During a serious discussion about what transportation would look like in a new district, he said, "The name 'bus run' should be changed to 'rolling study hall.'" After the meeting was over he said even though it was funny, there was also a serious intent behind his words. "There are things that could be done during a bus ride that there may not be time for in school such as character education."
The consultant group conducting the feasibility study has distributed many sheets of information to, answered many questions from, and been challenged by the advisory committee made up of residents of the two districts.
OBSERVER Photo by Diane Chodan
Consultant David Kurzawa explains the homework assignment to the Advisory Committee, urging the members to think “outside the box.”
At the most recent meeting of the group, the consultants tried to structure the meeting to allow more input by committee members. Kurzawa even gave the group a homework assignment. By drawing on the information that had been presented in the committee meetings, each participant was asked to respond in writing (which could be anonymous) before the next meeting to the following:
Based on all of the data provided to date, do you believe that Brocton and Westfield should merge? (Please answer this from your informed point of view, not from the perspectives of those you know.)
Completion of an Administrative Staffing worksheet, recommending numbers of administrator for a combined district.
A recommendation for student to teacher ratio various levels, including a maximum and minimum for courses in the high school.
A suggested building configuration.
A transportation solution.
Recommendations for future use of the buildings.
The impact of the building configuration on the community.
Kurzawa urged committee members to "think out of the box, but think realistically."
The consultants are to take the input into consideration when writing the final report.
After the explanation of the assignment, a question submitted for the committee's response during that meeting was: If you learn that the high school is to be located in the other district (that you do not live in) would you support the merger.
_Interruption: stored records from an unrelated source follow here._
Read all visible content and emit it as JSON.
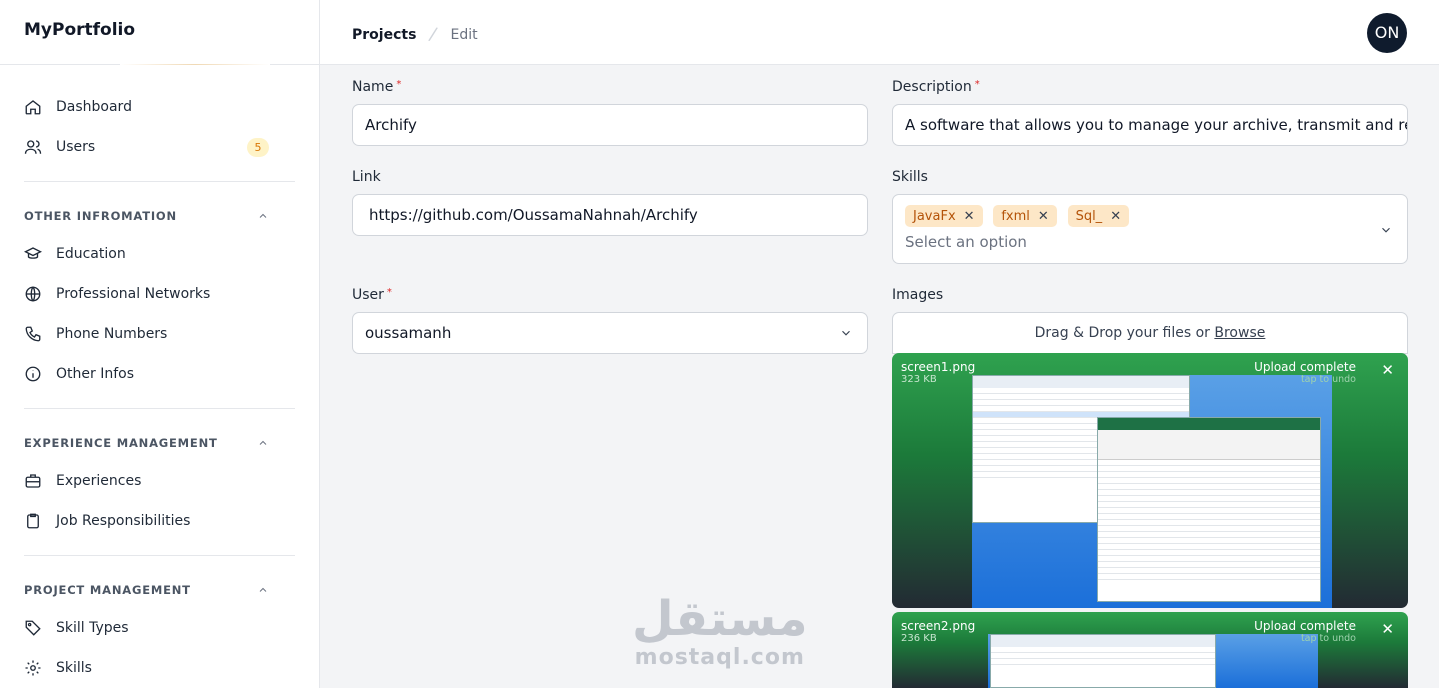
{
  "app": {
    "brand": "MyPortfolio"
  },
  "sidebar": {
    "top_items": [
      {
        "label": "Dashboard",
        "icon": "home-icon"
      },
      {
        "label": "Users",
        "icon": "users-icon",
        "badge": "5"
      }
    ],
    "groups": [
      {
        "title": "OTHER INFROMATION",
        "items": [
          {
            "label": "Education",
            "icon": "graduation-cap-icon"
          },
          {
            "label": "Professional Networks",
            "icon": "globe-icon"
          },
          {
            "label": "Phone Numbers",
            "icon": "phone-icon"
          },
          {
            "label": "Other Infos",
            "icon": "info-icon"
          }
        ]
      },
      {
        "title": "EXPERIENCE MANAGEMENT",
        "items": [
          {
            "label": "Experiences",
            "icon": "briefcase-icon"
          },
          {
            "label": "Job Responsibilities",
            "icon": "clipboard-icon"
          }
        ]
      },
      {
        "title": "PROJECT MANAGEMENT",
        "items": [
          {
            "label": "Skill Types",
            "icon": "tag-icon"
          },
          {
            "label": "Skills",
            "icon": "gear-icon"
          }
        ]
      }
    ]
  },
  "header": {
    "breadcrumb": [
      "Projects",
      "Edit"
    ],
    "avatar_initials": "ON"
  },
  "form": {
    "name": {
      "label": "Name",
      "value": "Archify"
    },
    "description": {
      "label": "Description",
      "value": "A software that allows you to manage your archive, transmit and re"
    },
    "link": {
      "label": "Link",
      "value": "https://github.com/OussamaNahnah/Archify"
    },
    "skills": {
      "label": "Skills",
      "tags": [
        "JavaFx",
        "fxml",
        "Sql_"
      ],
      "placeholder": "Select an option"
    },
    "user": {
      "label": "User",
      "value": "oussamanh"
    },
    "images": {
      "label": "Images",
      "dropzone_text": "Drag & Drop your files or",
      "browse_label": "Browse",
      "files": [
        {
          "name": "screen1.png",
          "size": "323 KB",
          "status": "Upload complete",
          "undo": "tap to undo"
        },
        {
          "name": "screen2.png",
          "size": "236 KB",
          "status": "Upload complete",
          "undo": "tap to undo"
        }
      ]
    }
  },
  "watermark": {
    "arabic": "مستقل",
    "latin": "mostaql.com"
  },
  "colors": {
    "accent": "#d97706",
    "avatar_bg": "#0f1b2d",
    "upload_green": "#2fa24f",
    "required": "#dc2626"
  }
}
Members were asked to write their response and then move to a corner of the room indicated whether they strongly agreed, agreed, disagreed or strongly disagreed. Those in each area discussed their reasoning and a presenter from each area spoke to the group as a whole.
Doug Kaltenbach, reporting for the largest group which strongly agreed said, "The positives outweigh the negatives. ... A new school is exciting. It's a new situation wherever it goes. ... The distance is only eight miles. ... A regional high school is a lot worse than what is proposed here."
Consultant Marilyn Kurzawa stressed that the closure of either building was not a given at this time, but the answers do suggest there is wide support for a merger within the committee whose members have become highly informed about the status of both districts.
Other topics considered were budget and tax history of the district; student achievement and high school programming; high school graduation data and post graduation outcomes; athletic, music and art facilities; support staff contracts and questions; and transportation and enrollment.
Complete notes released by the committee are available on each district's website.
A joint meeting of the Westfield and Brocton Boards of Education is scheduled for Jan. 16 at 5 p.m. in Westfield. A meeting of the joint committee is to follow at 6 p.m.